A study recently published in Cell has made a molecular link between exercise and resistance to depression (Cell 159, 33–45, 2014).
It is known that exercise induces expression of the transcriptional coactivator PGC-1a in muscle. Aguedlo et al. showed that mice in which PGC-1α is overexpressed in muscle (mck-PGC1-α1) are resilient to developing depression-like behavior induced by chronic mild stress (CMS) and associated changes in neuroinflammation and synaptic proteins. Depression has been linked to the conversion of tryptophan to kynurenine. Mck-PGC1-α1 mice had increased expression of KAT enzymes, which convert kynurenine to kynurenic acid. These mice also had lower levels of kynurenine in response to CMS, suggesting that increased kynurenine metabolism mediates resilience in these animals. Furthermore, kynurenine administration in wild-type mice induced depression-like behavior. Mice lacking PGC1-α1 in muscle also had increased depression-like behavior and circulating kynurenine levels, even in the absence of CMS. The authors also showed in cell culture experiments that the stress-induced transcriptional activators PPAR-α and PPAR-δ are binding partners of PGC1-α.

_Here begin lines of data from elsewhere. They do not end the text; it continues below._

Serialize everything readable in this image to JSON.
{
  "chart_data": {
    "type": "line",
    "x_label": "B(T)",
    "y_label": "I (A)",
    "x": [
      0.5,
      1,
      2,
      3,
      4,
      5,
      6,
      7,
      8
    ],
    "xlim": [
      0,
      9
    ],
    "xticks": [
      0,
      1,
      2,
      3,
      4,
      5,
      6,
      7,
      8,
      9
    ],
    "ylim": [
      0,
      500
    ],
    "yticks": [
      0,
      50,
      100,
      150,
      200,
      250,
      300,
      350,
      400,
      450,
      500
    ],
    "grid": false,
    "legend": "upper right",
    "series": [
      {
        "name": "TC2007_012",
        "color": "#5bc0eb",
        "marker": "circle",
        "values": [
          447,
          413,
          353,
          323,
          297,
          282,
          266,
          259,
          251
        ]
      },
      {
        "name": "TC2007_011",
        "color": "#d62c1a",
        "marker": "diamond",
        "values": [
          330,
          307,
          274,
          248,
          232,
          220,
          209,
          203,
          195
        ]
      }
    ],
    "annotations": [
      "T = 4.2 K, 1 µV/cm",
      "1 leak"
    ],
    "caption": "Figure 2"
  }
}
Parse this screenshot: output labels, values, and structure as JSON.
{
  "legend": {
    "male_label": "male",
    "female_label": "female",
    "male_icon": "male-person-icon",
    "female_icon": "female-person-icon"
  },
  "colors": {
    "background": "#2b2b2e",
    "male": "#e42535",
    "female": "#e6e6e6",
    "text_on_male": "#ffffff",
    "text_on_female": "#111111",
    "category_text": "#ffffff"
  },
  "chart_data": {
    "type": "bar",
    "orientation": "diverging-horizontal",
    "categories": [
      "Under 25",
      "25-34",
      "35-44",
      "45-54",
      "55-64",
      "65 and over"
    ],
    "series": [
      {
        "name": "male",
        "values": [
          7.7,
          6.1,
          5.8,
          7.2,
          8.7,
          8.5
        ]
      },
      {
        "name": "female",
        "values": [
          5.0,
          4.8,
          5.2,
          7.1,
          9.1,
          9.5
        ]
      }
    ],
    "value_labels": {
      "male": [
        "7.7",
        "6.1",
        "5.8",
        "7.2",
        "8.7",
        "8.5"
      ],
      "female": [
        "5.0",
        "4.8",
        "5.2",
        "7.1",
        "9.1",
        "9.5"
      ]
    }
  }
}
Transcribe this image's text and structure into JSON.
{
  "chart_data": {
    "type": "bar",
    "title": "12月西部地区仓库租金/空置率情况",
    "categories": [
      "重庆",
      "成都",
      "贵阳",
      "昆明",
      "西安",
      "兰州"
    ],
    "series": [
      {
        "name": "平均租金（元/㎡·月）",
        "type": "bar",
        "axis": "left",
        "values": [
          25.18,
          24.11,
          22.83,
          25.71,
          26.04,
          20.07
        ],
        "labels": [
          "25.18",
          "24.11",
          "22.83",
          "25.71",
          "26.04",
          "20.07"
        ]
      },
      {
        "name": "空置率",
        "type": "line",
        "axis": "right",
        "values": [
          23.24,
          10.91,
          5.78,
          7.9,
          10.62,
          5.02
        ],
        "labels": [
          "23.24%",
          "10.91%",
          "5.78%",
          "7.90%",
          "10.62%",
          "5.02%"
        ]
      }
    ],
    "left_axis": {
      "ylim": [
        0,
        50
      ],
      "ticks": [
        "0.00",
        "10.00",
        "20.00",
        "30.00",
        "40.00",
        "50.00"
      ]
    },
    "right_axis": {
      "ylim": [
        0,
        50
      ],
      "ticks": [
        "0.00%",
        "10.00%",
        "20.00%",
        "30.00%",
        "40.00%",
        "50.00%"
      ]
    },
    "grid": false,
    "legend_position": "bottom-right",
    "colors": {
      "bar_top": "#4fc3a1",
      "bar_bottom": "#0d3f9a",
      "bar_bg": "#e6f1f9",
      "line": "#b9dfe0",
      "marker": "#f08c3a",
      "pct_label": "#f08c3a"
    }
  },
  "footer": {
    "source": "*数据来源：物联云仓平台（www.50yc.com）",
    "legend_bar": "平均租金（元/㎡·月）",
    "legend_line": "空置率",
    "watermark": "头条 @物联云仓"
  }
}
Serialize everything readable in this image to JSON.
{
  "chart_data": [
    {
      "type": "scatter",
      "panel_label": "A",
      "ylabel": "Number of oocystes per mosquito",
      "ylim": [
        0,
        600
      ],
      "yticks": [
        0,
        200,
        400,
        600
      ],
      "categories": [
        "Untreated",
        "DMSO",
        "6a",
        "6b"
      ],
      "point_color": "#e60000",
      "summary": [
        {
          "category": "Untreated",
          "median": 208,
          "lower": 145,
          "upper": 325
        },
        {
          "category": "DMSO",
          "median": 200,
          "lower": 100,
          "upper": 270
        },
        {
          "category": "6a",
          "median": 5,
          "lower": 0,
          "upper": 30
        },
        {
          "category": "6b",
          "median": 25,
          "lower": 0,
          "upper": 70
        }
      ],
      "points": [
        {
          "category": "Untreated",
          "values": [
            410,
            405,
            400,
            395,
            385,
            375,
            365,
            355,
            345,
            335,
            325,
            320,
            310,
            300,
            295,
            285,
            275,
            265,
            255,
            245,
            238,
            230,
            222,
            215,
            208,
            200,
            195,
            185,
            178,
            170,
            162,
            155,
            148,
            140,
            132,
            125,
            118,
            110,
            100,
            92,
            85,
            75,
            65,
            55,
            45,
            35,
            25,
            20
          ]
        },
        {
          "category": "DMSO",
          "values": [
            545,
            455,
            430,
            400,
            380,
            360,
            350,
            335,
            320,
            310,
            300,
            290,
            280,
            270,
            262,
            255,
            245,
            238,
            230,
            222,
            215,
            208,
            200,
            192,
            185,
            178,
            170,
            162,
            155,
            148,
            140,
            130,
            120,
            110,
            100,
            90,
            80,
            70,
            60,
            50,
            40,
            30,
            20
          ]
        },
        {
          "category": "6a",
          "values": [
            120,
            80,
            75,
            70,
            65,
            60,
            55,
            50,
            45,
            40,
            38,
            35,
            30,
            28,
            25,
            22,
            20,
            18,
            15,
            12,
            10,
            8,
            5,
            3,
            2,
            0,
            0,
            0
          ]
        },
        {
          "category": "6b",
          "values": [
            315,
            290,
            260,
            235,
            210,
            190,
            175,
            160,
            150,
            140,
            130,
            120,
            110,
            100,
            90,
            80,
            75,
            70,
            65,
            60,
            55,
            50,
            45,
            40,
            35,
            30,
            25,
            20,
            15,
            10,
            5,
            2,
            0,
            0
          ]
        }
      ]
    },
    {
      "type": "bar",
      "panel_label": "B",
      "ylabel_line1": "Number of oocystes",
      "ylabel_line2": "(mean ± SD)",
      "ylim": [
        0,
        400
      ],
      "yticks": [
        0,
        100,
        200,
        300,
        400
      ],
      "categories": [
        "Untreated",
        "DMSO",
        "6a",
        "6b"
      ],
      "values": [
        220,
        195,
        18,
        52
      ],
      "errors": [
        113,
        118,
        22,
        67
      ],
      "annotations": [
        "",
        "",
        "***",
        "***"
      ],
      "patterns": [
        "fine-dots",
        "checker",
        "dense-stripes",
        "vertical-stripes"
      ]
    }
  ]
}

Endurance training in mice increased expression of PGC-1a and KAT enzymes in muscle, and increased plasma kynurenic acid levels. Furthermore, a 3-week training program in humans increased muscle expression of KAT enzymes, PPAR-α and PPAR-δ. This suggests exercise-induced changes in kynurenine metabolism could also occur in humans, and so may explain the beneficial effects of exercise in depressed patients.